Бельчонок, уже не скрываясь, вышел к берегу, и было видно, как тяжело ему дается каждый шаг. Он опирался на свой посох и волочил правую ногу, на которой клочьями висела разорванная штанина. В мелькающих прорехах виднелась запекшаяся кровь. Он еще раз помахал посохом. И вот ходящий, затем Хигло с Амарис и Арлазар по очереди вышли на берег. Эдали и элуран уже мысленно готовились неделю отмываться от тухлой грязи, и каково же было их удивление, когда та самая незримая преграда, что отталкивала у самого берега слизней, таким же невидимым языком слизала с их одежд остатки гнилых вод. Ходящий, видно, знал и об этой особенности, потому что, даже не взглянув на свой возможный внешний вид после получасового вышагивания по самой липкой трясине, виденной до этого Арлазаром, направился к встречающему их жрецу. По дороге Кйорта еще раз вырвало, а аарк, раскрыв поры, излился черной жижей.
— Рад видеть тебя, брат Арлазар, — хрипло прогудел Бельчонок низким глухим голосом. — Рад видеть и тебя, Амарис.
Он поклонился, как смог, и едва не упал. Арлазар и Амарис вместе подскочили и взяли его под руки, помогли присесть на яркую зеленую, в белых маленьких цветочках кочку.
— Я так понимаю, это ходящий?
Кйорт деланно выдохнул и неожиданно зло шикнул:
— А есть кто-то в этом Мире, кто не караулит меня с оглоблей в руках и дюжиной лживых объяснений, почему он замахнулся?
— Да, это ходящий, — ответил Арлазар.
— Хорошо. Эртаи уже ждет. Он знает, что вы близко.
— Вот уже веселее, — Кйорт подошел еще ближе. — Может, хоть ваш товарищ скажет мне, кто такой этот Эртаи? А то я начинаю теряться в догадках.

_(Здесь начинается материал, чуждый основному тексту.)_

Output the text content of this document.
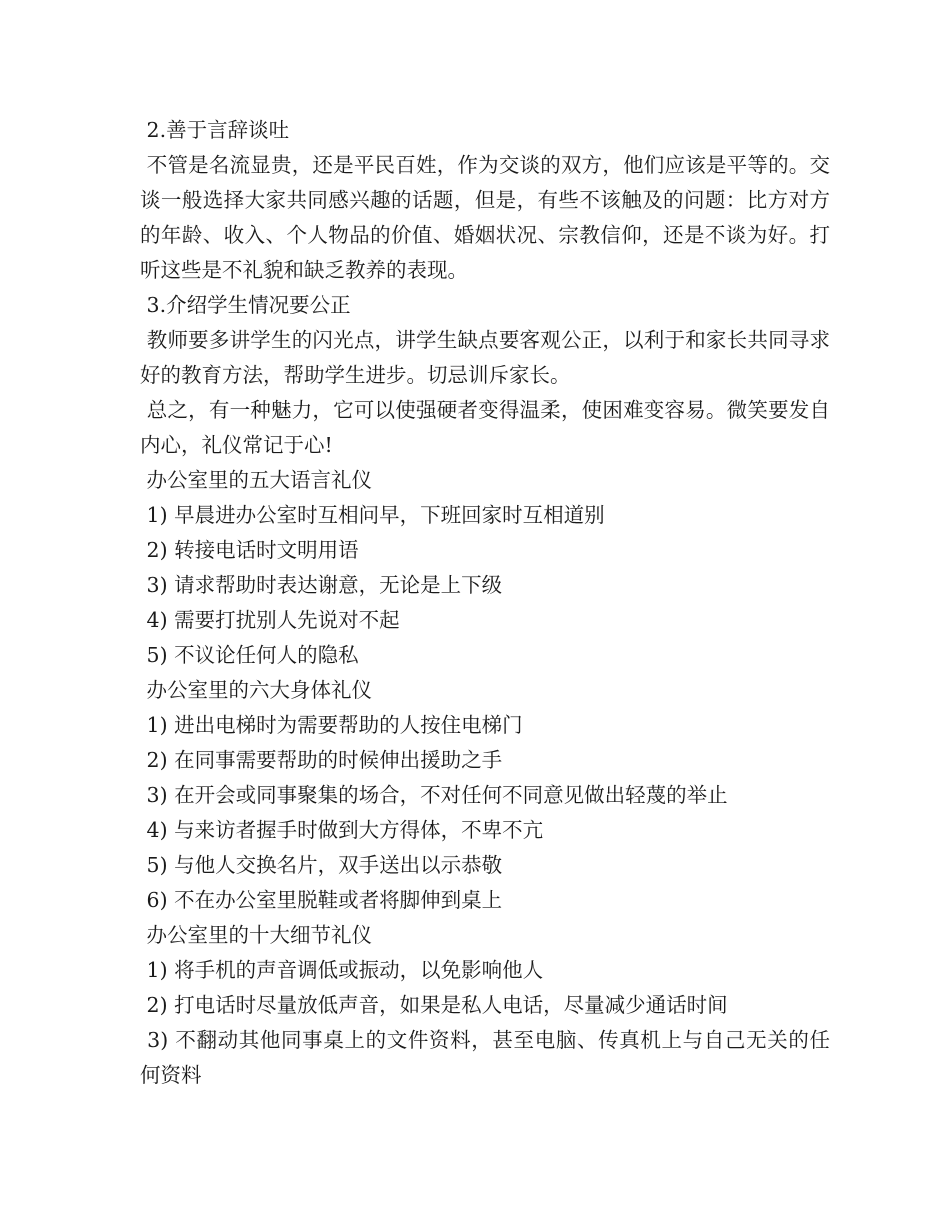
2.善于言辞谈吐

不管是名流显贵，还是平民百姓，作为交谈的双方，他们应该是平等的。交谈一般选择大家共同感兴趣的话题，但是，有些不该触及的问题：比方对方的年龄、收入、个人物品的价值、婚姻状况、宗教信仰，还是不谈为好。打听这些是不礼貌和缺乏教养的表现。

3.介绍学生情况要公正

教师要多讲学生的闪光点，讲学生缺点要客观公正，以利于和家长共同寻求好的教育方法，帮助学生进步。切忌训斥家长。

总之，有一种魅力，它可以使强硬者变得温柔，使困难变容易。微笑要发自内心，礼仪常记于心!

办公室里的五大语言礼仪

1) 早晨进办公室时互相问早，下班回家时互相道别

2) 转接电话时文明用语

3) 请求帮助时表达谢意，无论是上下级

4) 需要打扰别人先说对不起

5) 不议论任何人的隐私

办公室里的六大身体礼仪

1) 进出电梯时为需要帮助的人按住电梯门

2) 在同事需要帮助的时候伸出援助之手

3) 在开会或同事聚集的场合，不对任何不同意见做出轻蔑的举止

4) 与来访者握手时做到大方得体，不卑不亢

5) 与他人交换名片，双手送出以示恭敬

6) 不在办公室里脱鞋或者将脚伸到桌上

办公室里的十大细节礼仪

1) 将手机的声音调低或振动，以免影响他人

2) 打电话时尽量放低声音，如果是私人电话，尽量减少通话时间

3) 不翻动其他同事桌上的文件资料，甚至电脑、传真机上与自己无关的任何资料
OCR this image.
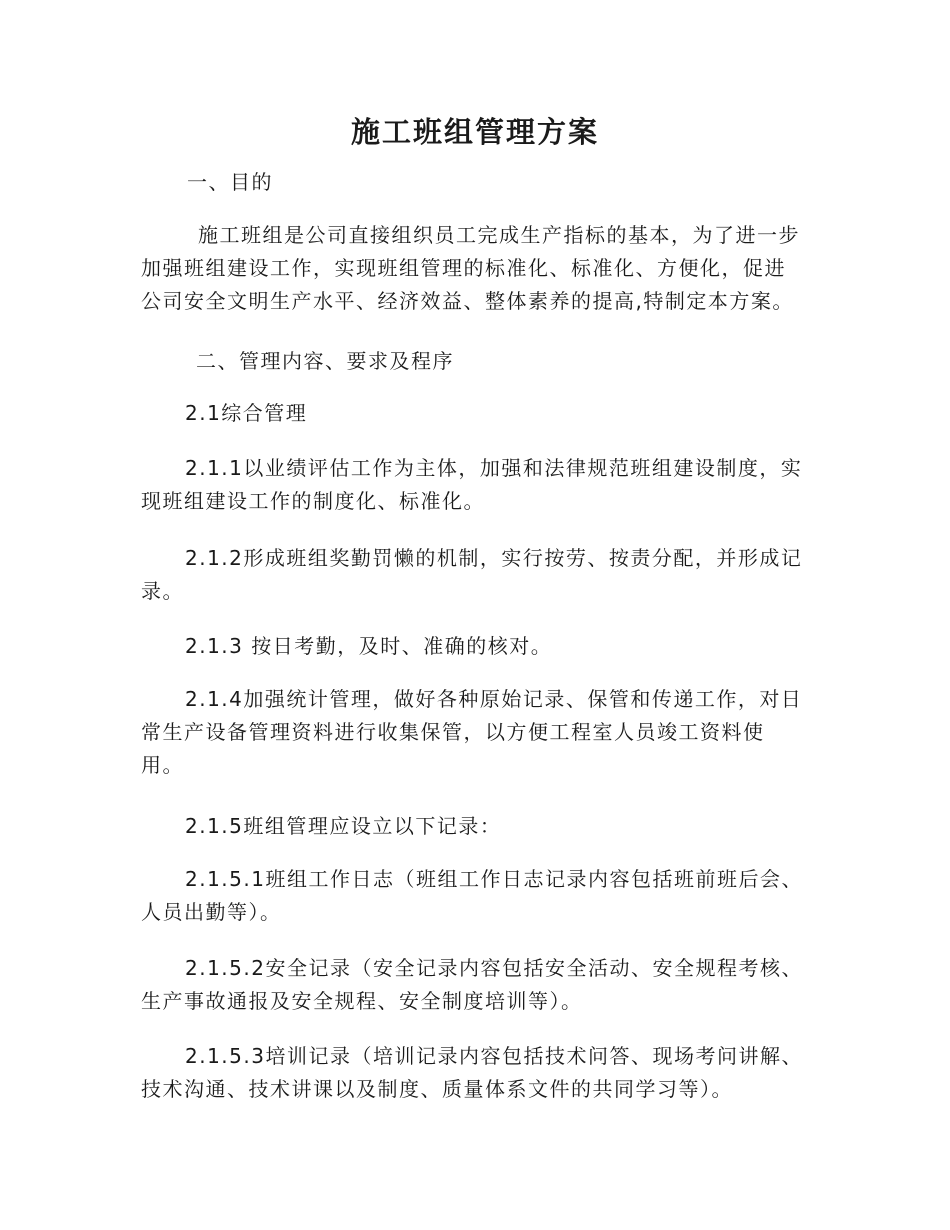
施工班组管理方案
一、目的
施工班组是公司直接组织员工完成生产指标的基本，为了进一步
加强班组建设工作，实现班组管理的标准化、标准化、方便化，促进
公司安全文明生产水平、经济效益、整体素养的提高,特制定本方案。
二、管理内容、要求及程序
2.1综合管理
2.1.1以业绩评估工作为主体，加强和法律规范班组建设制度，实
现班组建设工作的制度化、标准化。
2.1.2形成班组奖勤罚懒的机制，实行按劳、按责分配，并形成记
录。
2.1.3 按日考勤，及时、准确的核对。
2.1.4加强统计管理，做好各种原始记录、保管和传递工作，对日
常生产设备管理资料进行收集保管，以方便工程室人员竣工资料使
用。
2.1.5班组管理应设立以下记录：
2.1.5.1班组工作日志（班组工作日志记录内容包括班前班后会、
人员出勤等）。
2.1.5.2安全记录（安全记录内容包括安全活动、安全规程考核、
生产事故通报及安全规程、安全制度培训等）。
2.1.5.3培训记录（培训记录内容包括技术问答、现场考问讲解、
技术沟通、技术讲课以及制度、质量体系文件的共同学习等）。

— Что тут произошло? — Арлазар с волнением смотрел на Бельчонка. — Где остальные?
— Остальные? — ходящий недобро расхохотался. — Вас тут что — целая деревня?
— Помолчи! — неожиданно рявкнул Арлазар.
Ходящий с любопытством посмотрел на эдали, словно требуя продолжать, и тот продолжил.
— Да. Когда я перевел их через Аргоссы, их оставалось сто тридцать душ: раненые, старики, дети, женщины. Больше им некуда было идти. Там, — Арлазар махнул рукой за спину, — их ждали костры, выхода не было. Часть осталась там, в Мертвом ущелье. Никому не пожелаю испытать всю ту боль, когда своими руками сбрасываешь в пропасть замерзшее тельце ребенка. А я таких оставил девятнадцать. А еще раненые, старики, женщины. Всего на сорок четыре тела стало больше в Могильнике. Но оставшиеся смогли найти тут дом. Да, это Пустоши, да, тут никогда не знаешь, что будет на другой день. Может, пойдет снег, а может, на месте лагеря разверзнется пропасть и зальет всю округу лавой. Но это был их дом!